Three cognitive strategies for organisational resilience

  • Strong core values 
    When confronted with challenges, resilient organisations are able to bounce back because of their alignment to the core values and purpose of the organisation. If any unexpected negative events occur, knowing the core purpose of the organisation can provide the framework for not only adaptation but transformation and growth. Do you and your employees know your core values and purpose?
  • Collective sensemaking 
    As humans, we are programmed to find meaning in situations. If there is a shared space and vocabulary for making sense of an unforeseen event, it can greatly impact how people perceive and are able to support each other to recover and grow.

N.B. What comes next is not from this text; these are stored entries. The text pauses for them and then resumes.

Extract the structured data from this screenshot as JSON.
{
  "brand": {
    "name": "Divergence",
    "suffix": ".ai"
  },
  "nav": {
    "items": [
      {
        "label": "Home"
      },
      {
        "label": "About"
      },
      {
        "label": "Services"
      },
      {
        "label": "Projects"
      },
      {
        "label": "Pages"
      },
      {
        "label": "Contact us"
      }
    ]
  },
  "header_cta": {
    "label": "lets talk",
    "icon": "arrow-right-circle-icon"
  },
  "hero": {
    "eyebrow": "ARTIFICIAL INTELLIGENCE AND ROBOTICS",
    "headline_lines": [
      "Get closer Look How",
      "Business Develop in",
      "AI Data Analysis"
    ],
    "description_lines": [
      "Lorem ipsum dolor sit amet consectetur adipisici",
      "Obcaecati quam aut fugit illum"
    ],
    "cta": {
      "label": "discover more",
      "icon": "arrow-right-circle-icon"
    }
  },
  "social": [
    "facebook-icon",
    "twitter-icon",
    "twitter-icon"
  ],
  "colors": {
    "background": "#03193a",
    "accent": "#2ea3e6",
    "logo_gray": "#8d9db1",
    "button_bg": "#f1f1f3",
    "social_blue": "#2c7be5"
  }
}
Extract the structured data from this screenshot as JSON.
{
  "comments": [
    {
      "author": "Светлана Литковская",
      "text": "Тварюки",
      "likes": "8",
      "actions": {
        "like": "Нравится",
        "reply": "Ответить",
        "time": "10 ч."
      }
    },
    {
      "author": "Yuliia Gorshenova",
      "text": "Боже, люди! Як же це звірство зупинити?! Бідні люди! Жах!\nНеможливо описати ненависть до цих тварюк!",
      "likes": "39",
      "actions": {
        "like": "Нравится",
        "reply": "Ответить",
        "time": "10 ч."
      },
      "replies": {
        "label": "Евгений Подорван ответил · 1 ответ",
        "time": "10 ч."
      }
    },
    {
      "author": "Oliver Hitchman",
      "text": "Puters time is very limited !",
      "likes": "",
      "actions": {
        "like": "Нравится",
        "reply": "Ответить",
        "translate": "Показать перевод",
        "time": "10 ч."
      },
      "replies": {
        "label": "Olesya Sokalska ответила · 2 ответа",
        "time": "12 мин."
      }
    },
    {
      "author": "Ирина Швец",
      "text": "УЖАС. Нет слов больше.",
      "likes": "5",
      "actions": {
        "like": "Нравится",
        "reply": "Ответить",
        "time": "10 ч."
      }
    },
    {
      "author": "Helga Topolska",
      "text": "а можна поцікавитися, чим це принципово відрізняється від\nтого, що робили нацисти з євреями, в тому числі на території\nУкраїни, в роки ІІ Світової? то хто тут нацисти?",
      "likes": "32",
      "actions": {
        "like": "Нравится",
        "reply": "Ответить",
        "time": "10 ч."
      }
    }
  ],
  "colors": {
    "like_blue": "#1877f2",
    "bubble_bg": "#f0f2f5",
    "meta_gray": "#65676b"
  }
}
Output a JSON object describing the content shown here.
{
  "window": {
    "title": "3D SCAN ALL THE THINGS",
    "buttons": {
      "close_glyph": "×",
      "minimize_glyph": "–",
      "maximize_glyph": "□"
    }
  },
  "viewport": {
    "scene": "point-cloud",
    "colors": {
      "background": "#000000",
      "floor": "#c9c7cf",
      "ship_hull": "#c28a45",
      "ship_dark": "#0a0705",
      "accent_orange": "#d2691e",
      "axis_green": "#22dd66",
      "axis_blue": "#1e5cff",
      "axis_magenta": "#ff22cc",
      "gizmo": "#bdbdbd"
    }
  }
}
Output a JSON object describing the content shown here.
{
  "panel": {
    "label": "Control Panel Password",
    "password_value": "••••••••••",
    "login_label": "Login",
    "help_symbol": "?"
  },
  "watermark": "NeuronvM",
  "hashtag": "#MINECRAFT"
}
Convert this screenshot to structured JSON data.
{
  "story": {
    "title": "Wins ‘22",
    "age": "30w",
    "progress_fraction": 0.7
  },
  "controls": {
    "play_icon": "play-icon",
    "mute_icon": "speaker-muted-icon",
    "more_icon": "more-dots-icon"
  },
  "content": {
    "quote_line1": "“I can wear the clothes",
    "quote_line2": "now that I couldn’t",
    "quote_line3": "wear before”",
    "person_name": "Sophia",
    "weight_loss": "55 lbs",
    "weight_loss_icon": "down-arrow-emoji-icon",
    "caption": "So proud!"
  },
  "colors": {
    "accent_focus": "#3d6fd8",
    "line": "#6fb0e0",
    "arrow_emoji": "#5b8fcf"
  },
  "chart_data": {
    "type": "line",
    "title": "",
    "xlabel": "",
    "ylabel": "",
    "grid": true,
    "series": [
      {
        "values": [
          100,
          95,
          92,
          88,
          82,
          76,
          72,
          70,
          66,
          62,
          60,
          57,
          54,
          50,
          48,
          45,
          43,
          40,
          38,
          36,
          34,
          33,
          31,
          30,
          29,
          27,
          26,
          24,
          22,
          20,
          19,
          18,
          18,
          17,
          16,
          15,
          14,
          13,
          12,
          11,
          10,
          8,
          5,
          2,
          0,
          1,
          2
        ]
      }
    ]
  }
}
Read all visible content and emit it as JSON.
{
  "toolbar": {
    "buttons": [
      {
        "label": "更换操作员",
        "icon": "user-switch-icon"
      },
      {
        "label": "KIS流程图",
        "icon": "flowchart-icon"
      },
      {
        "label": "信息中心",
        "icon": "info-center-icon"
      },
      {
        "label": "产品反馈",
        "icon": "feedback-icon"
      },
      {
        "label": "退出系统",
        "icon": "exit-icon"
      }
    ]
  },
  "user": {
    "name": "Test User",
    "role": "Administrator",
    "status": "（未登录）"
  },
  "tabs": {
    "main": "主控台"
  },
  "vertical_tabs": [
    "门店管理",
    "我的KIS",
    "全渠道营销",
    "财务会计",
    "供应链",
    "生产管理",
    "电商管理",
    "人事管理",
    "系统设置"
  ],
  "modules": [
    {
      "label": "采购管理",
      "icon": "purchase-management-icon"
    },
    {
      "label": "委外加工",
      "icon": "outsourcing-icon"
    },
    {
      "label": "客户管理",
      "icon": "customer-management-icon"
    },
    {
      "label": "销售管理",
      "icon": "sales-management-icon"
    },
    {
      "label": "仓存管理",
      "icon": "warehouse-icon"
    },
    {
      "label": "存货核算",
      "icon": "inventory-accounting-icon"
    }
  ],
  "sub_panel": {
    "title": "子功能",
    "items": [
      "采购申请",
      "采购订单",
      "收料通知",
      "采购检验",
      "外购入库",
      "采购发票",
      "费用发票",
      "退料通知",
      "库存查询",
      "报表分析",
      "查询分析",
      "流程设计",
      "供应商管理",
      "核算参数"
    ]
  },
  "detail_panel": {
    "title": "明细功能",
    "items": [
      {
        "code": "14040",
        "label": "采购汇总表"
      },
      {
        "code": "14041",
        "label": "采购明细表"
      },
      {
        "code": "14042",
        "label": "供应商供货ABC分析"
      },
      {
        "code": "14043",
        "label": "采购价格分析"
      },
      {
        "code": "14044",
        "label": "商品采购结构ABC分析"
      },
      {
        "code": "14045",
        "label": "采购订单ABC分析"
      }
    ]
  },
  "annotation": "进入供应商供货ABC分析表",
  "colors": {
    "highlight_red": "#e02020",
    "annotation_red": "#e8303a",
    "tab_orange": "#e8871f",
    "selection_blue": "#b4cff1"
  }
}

  • Collective growth mindset 
    We have mentioned the concept of the growth mindset in previous articles, and it is, by no surprise, a fundamental aspect of developing organisational resilience. If we remain in a rigid perspective where expectations are made of how things “should be”, we can quickly become hopeless and disappointed when things don’t work out. Developing a growth mindset in your organisation can help people to reflect, learn and adapt to new experiences more effectively.

 

Four behavioural strategies for organisational resilience

  • Learned resourcefulness
    The truly South African saying of ’n boer maak ’n plan is what comes to mind when we think of learned resourcefulness. In order to cope with unforeseen changes, an organisation needs to think outside the box, so that they are able to be creative and innovative with the resources available to craft an unpredictable but robust solution. This requires ingenuity, originality and creativity which is learned over time based on how we manage stress and challenges as a collective.
  • Non-conforming, counterintuitive strategies
    You cannot grow in the same environment which made you shrink. In order to survive and thrive in the face of change and hardship, the resilient organisation is able to find strategies which go against the grain, literally “swimming upstream” to get the job done. We cannot conform to a pre-existing strategy if things change; we need to develop an innovative and counterintuitive strategy which will open new doors and help us move forward.
  • Practical daily habits
    Learned routines in an organisation can quickly fall apart when we are confronted with unseen change. The behavioural element of practising daily habits is not based on routine, but rather habits which form from acting in integrity with the core values of the company. The prerequisite for this behavioural strategy is having a strong knowledge of the core values across the organisation. For example – the value of truth in an organisation can lead to the development of a habit of open dialogue and investigation which will serve the organisation to explore different avenues rather than making assumptions (and blaming) when trouble arises.
  • Behavioural preparedness
    This strategy comes from awareness and planning for the unseen future. Resilient organisations are able to adapt rapidly to problems that arise, abandoning behaviours that do not suit the situation, and being prepared to adapt mentally, physically, and emotionally in order to transform a negative setback into a new opportunity.

 

In conclusion

Resilience is the subjective, individual ability to bounce back from adversity and to grow in the face of challenges. While individual resources are necessary to survive and thrive when change happens, there is a need for greater organisational-level conditions to be present in order for a company to transform and grow in this day and age. Both the cognitive and behavioural strategies mentioned in this article are based on the extensive work of Lengnick-Hall et al., and provide us with a foundation of essential elements from which we can begin building resilience. Your organisation has been, is currently being, or will become, confronted with failures, setbacks and change, because as we know the only constant is change. So, starting to apply these practices into your organisation will give you greater flexibility, innovation and staying power when the going gets tough.